Sunday, May 10, 2009

tony and the tale of the missing camper

One of the greater challenges I faced in my first few months at my job was a co-worker named Tony. He was a nice man, for sure, and his faith often challenged me with its sincerity. But Tony had a crush on me. This in itself isn't a bad thing, except that Tony is 18 years my senior, has three kids, and was only in the early stages of recovery from alcohol and drug addiction. I wasn't interested, but Tony wasn't in the best emotional place to just accept that. So I spent months trying to show grace while also setting firm boundaries, which added a whole lot of stress onto the already stressful load I was carrying.

And then Tony vanished. He left a meeting to run an errand and never came back--just texted to say where we could find his office keys, and for me, where to find the deed to the camper he'd just purchased. As I feared, I was the only one who got a letter of any kind, a five page oddity that centered around a prophecy about my next few years. Exceedingly weird. Without Tony, we all had to work about 90 hours that week. And now, though I in no way wanted it, I was the owner of a small camper made to fit on the truck that Tony had agreed to buy from me. I wanted neither truck nor camper nor weird letter.

Hug the monkey (wrench).

As much as Tony's exit was poorly executed, one silver lining shone brightly: I would no longer have to deal with weird emotional interactions with this co-worker/friend. That's a monkey wrench I can hug. But the camper? Now I had Johnny, the guy who'd sold it to Tony, telling me I needed to get it off the property it was stored on. I was annoyed in the extreme. The annoyance was slightly lessened, however, when I began to realize that I had basically been given a gift that would be 100% profit. I could sell that puppy for a few hundred bucks and pay off a few bills.

Yes indeed, hug that monkey (wrench).

So I set off on the still annoying but now-hopeful task of finding a buyer. The first prospect fell through, and I let it slide for a while. But then they came out of the woodworks, and I had just had a phone chat with a very interested buyer. Taking a walk later that evening, I decided to stroll past the storage place so I could chuckle again at my silly, rickety camper.
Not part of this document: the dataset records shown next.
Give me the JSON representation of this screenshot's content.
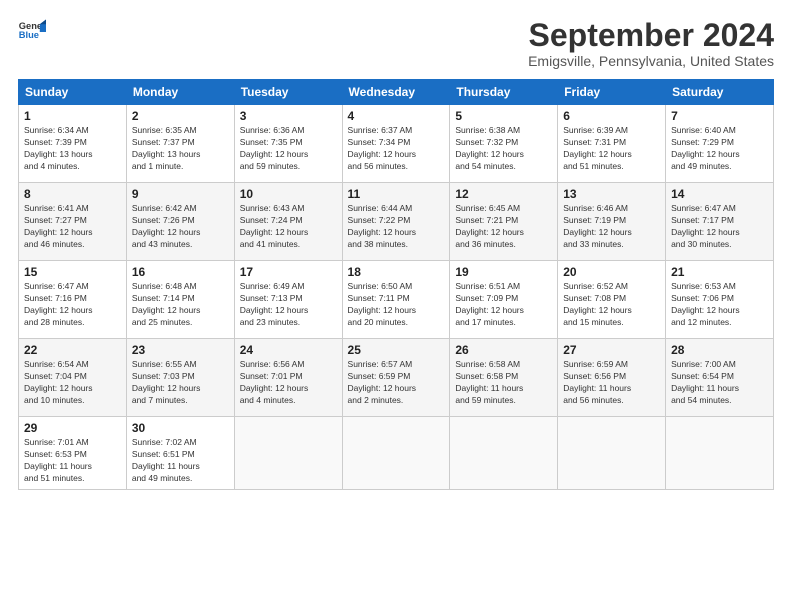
{
  "header": {
    "logo_line1": "General",
    "logo_line2": "Blue",
    "month": "September 2024",
    "location": "Emigsville, Pennsylvania, United States"
  },
  "weekdays": [
    "Sunday",
    "Monday",
    "Tuesday",
    "Wednesday",
    "Thursday",
    "Friday",
    "Saturday"
  ],
  "weeks": [
    [
      {
        "day": "1",
        "info": "Sunrise: 6:34 AM\nSunset: 7:39 PM\nDaylight: 13 hours\nand 4 minutes."
      },
      {
        "day": "2",
        "info": "Sunrise: 6:35 AM\nSunset: 7:37 PM\nDaylight: 13 hours\nand 1 minute."
      },
      {
        "day": "3",
        "info": "Sunrise: 6:36 AM\nSunset: 7:35 PM\nDaylight: 12 hours\nand 59 minutes."
      },
      {
        "day": "4",
        "info": "Sunrise: 6:37 AM\nSunset: 7:34 PM\nDaylight: 12 hours\nand 56 minutes."
      },
      {
        "day": "5",
        "info": "Sunrise: 6:38 AM\nSunset: 7:32 PM\nDaylight: 12 hours\nand 54 minutes."
      },
      {
        "day": "6",
        "info": "Sunrise: 6:39 AM\nSunset: 7:31 PM\nDaylight: 12 hours\nand 51 minutes."
      },
      {
        "day": "7",
        "info": "Sunrise: 6:40 AM\nSunset: 7:29 PM\nDaylight: 12 hours\nand 49 minutes."
      }
    ],
    [
      {
        "day": "8",
        "info": "Sunrise: 6:41 AM\nSunset: 7:27 PM\nDaylight: 12 hours\nand 46 minutes."
      },
      {
        "day": "9",
        "info": "Sunrise: 6:42 AM\nSunset: 7:26 PM\nDaylight: 12 hours\nand 43 minutes."
      },
      {
        "day": "10",
        "info": "Sunrise: 6:43 AM\nSunset: 7:24 PM\nDaylight: 12 hours\nand 41 minutes."
      },
      {
        "day": "11",
        "info": "Sunrise: 6:44 AM\nSunset: 7:22 PM\nDaylight: 12 hours\nand 38 minutes."
      },
      {
        "day": "12",
        "info": "Sunrise: 6:45 AM\nSunset: 7:21 PM\nDaylight: 12 hours\nand 36 minutes."
      },
      {
        "day": "13",
        "info": "Sunrise: 6:46 AM\nSunset: 7:19 PM\nDaylight: 12 hours\nand 33 minutes."
      },
      {
        "day": "14",
        "info": "Sunrise: 6:47 AM\nSunset: 7:17 PM\nDaylight: 12 hours\nand 30 minutes."
      }
    ],
    [
      {
        "day": "15",
        "info": "Sunrise: 6:47 AM\nSunset: 7:16 PM\nDaylight: 12 hours\nand 28 minutes."
      },
      {
        "day": "16",
        "info": "Sunrise: 6:48 AM\nSunset: 7:14 PM\nDaylight: 12 hours\nand 25 minutes."
      },
      {
        "day": "17",
        "info": "Sunrise: 6:49 AM\nSunset: 7:13 PM\nDaylight: 12 hours\nand 23 minutes."
      },
      {
        "day": "18",
        "info": "Sunrise: 6:50 AM\nSunset: 7:11 PM\nDaylight: 12 hours\nand 20 minutes."
      },
      {
        "day": "19",
        "info": "Sunrise: 6:51 AM\nSunset: 7:09 PM\nDaylight: 12 hours\nand 17 minutes."
      },
      {
        "day": "20",
        "info": "Sunrise: 6:52 AM\nSunset: 7:08 PM\nDaylight: 12 hours\nand 15 minutes."
      },
      {
        "day": "21",
        "info": "Sunrise: 6:53 AM\nSunset: 7:06 PM\nDaylight: 12 hours\nand 12 minutes."
      }
    ],
    [
      {
        "day": "22",
        "info": "Sunrise: 6:54 AM\nSunset: 7:04 PM\nDaylight: 12 hours\nand 10 minutes."
      },
      {
        "day": "23",
        "info": "Sunrise: 6:55 AM\nSunset: 7:03 PM\nDaylight: 12 hours\nand 7 minutes."
      },
      {
        "day": "24",
        "info": "Sunrise: 6:56 AM\nSunset: 7:01 PM\nDaylight: 12 hours\nand 4 minutes."
      },
      {
        "day": "25",
        "info": "Sunrise: 6:57 AM\nSunset: 6:59 PM\nDaylight: 12 hours\nand 2 minutes."
      },
      {
        "day": "26",
        "info": "Sunrise: 6:58 AM\nSunset: 6:58 PM\nDaylight: 11 hours\nand 59 minutes."
      },
      {
        "day": "27",
        "info": "Sunrise: 6:59 AM\nSunset: 6:56 PM\nDaylight: 11 hours\nand 56 minutes."
      },
      {
        "day": "28",
        "info": "Sunrise: 7:00 AM\nSunset: 6:54 PM\nDaylight: 11 hours\nand 54 minutes."
      }
    ],
    [
      {
        "day": "29",
        "info": "Sunrise: 7:01 AM\nSunset: 6:53 PM\nDaylight: 11 hours\nand 51 minutes."
      },
      {
        "day": "30",
        "info": "Sunrise: 7:02 AM\nSunset: 6:51 PM\nDaylight: 11 hours\nand 49 minutes."
      },
      {
        "day": "",
        "info": ""
      },
      {
        "day": "",
        "info": ""
      },
      {
        "day": "",
        "info": ""
      },
      {
        "day": "",
        "info": ""
      },
      {
        "day": "",
        "info": ""
      }
    ]
  ]
}
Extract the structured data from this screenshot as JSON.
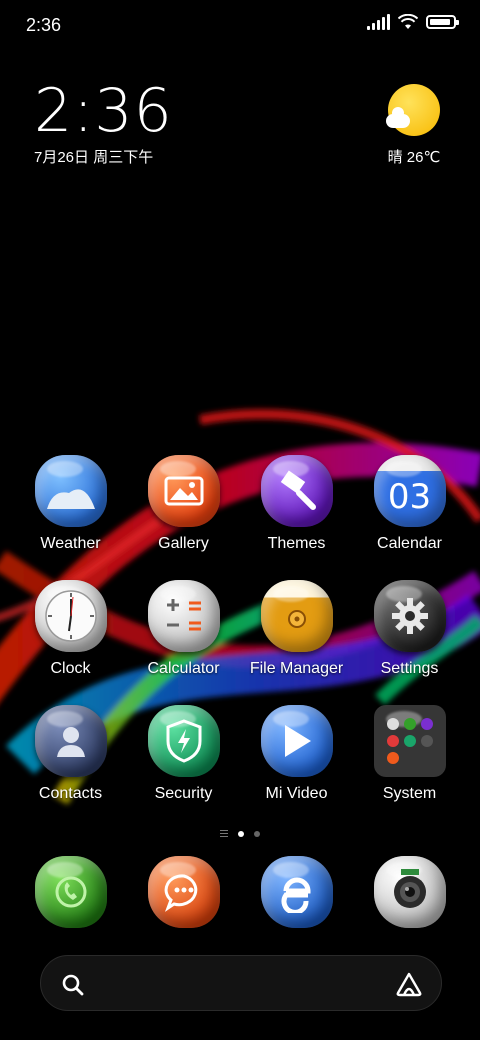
{
  "status_bar": {
    "time": "2:36",
    "signal_icon": "signal-bars-icon",
    "wifi_icon": "wifi-icon",
    "battery_icon": "battery-icon",
    "battery_level": 0.9
  },
  "clock_widget": {
    "time": "2:36",
    "date": "7月26日 周三下午"
  },
  "weather_widget": {
    "icon": "sun-cloud-icon",
    "text": "晴 26℃"
  },
  "apps": [
    {
      "label": "Weather",
      "icon": "weather-icon",
      "color": "#3a86e8"
    },
    {
      "label": "Gallery",
      "icon": "gallery-icon",
      "color": "#f0561f"
    },
    {
      "label": "Themes",
      "icon": "themes-icon",
      "color": "#7b2fd0"
    },
    {
      "label": "Calendar",
      "icon": "calendar-icon",
      "color": "#2e6fe0",
      "badge_text": "03"
    },
    {
      "label": "Clock",
      "icon": "clock-icon",
      "color": "#e8e8e8"
    },
    {
      "label": "Calculator",
      "icon": "calculator-icon",
      "color": "#dcdcdc"
    },
    {
      "label": "File Manager",
      "icon": "folder-icon",
      "color": "#e6a21a"
    },
    {
      "label": "Settings",
      "icon": "gear-icon",
      "color": "#3a3a3a"
    },
    {
      "label": "Contacts",
      "icon": "contacts-icon",
      "color": "#3e4f7a"
    },
    {
      "label": "Security",
      "icon": "shield-icon",
      "color": "#1aa56a"
    },
    {
      "label": "Mi Video",
      "icon": "play-icon",
      "color": "#2b74e3"
    },
    {
      "label": "System",
      "icon": "folder-icon",
      "color": "#2a2a2a"
    }
  ],
  "page_indicator": {
    "pages": 2,
    "active": 1
  },
  "dock": [
    {
      "icon": "phone-icon",
      "color": "#34a02a"
    },
    {
      "icon": "messages-icon",
      "color": "#f05a1c"
    },
    {
      "icon": "browser-icon",
      "color": "#2f73d8"
    },
    {
      "icon": "camera-icon",
      "color": "#e4e4e4"
    }
  ],
  "search_bar": {
    "search_icon": "search-icon",
    "assistant_icon": "assistant-icon"
  }
}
Gone. The camper was nowhere to be found. Wandering into the storage area, I talked with someone who told me it had been given away. Johnny had gotten impatient, made up some story about how the girl who'd bought it (aka, me) had lost the bill of sale, and told someone to take it away. Gone. No more camper. Dude couldn't even tell me who'd taken it.

Wait a second: Did someone just steal my monkey (wrench)?

It was funny, being so confused about how I was supposed to feel. One the one hand, I didn't have to worry about the damn monkey (wrench) Tony had so abruptly tossed into my lap. No more stress of trying to get the thing into someone else's hands. On the other hand, I had begun to count on that money for a few bills, and instead of cash I'd gotten a nasty phone conversation with the man who gave my camper away. The monkey (wrench) had become part of the plan, and now someone had, well...thrown a wrench into it. What am I supposed to be hugging here?

In the end, I laugh about the whole thing. True, I could have used that money, but it wasn't like I paid anything for the camper in the first place, and I'll get by just fine. Mostly, the camper was a pain in the rear, rudley dumped on me, and I had not at all been excited about having to sell it. All the other details that Tony had tossed a wrench into--from the sale of my truck to the way things run at work--had become oportunities to see God at work, always taking care of me the way only he knows how. This, too, was such an opportunity. The same God who knows how much money I need, also knows how much stress I can handle, and so he removed some of it. He stole my camper.

Breathe a sigh of relief, and hug the monkey (wrench).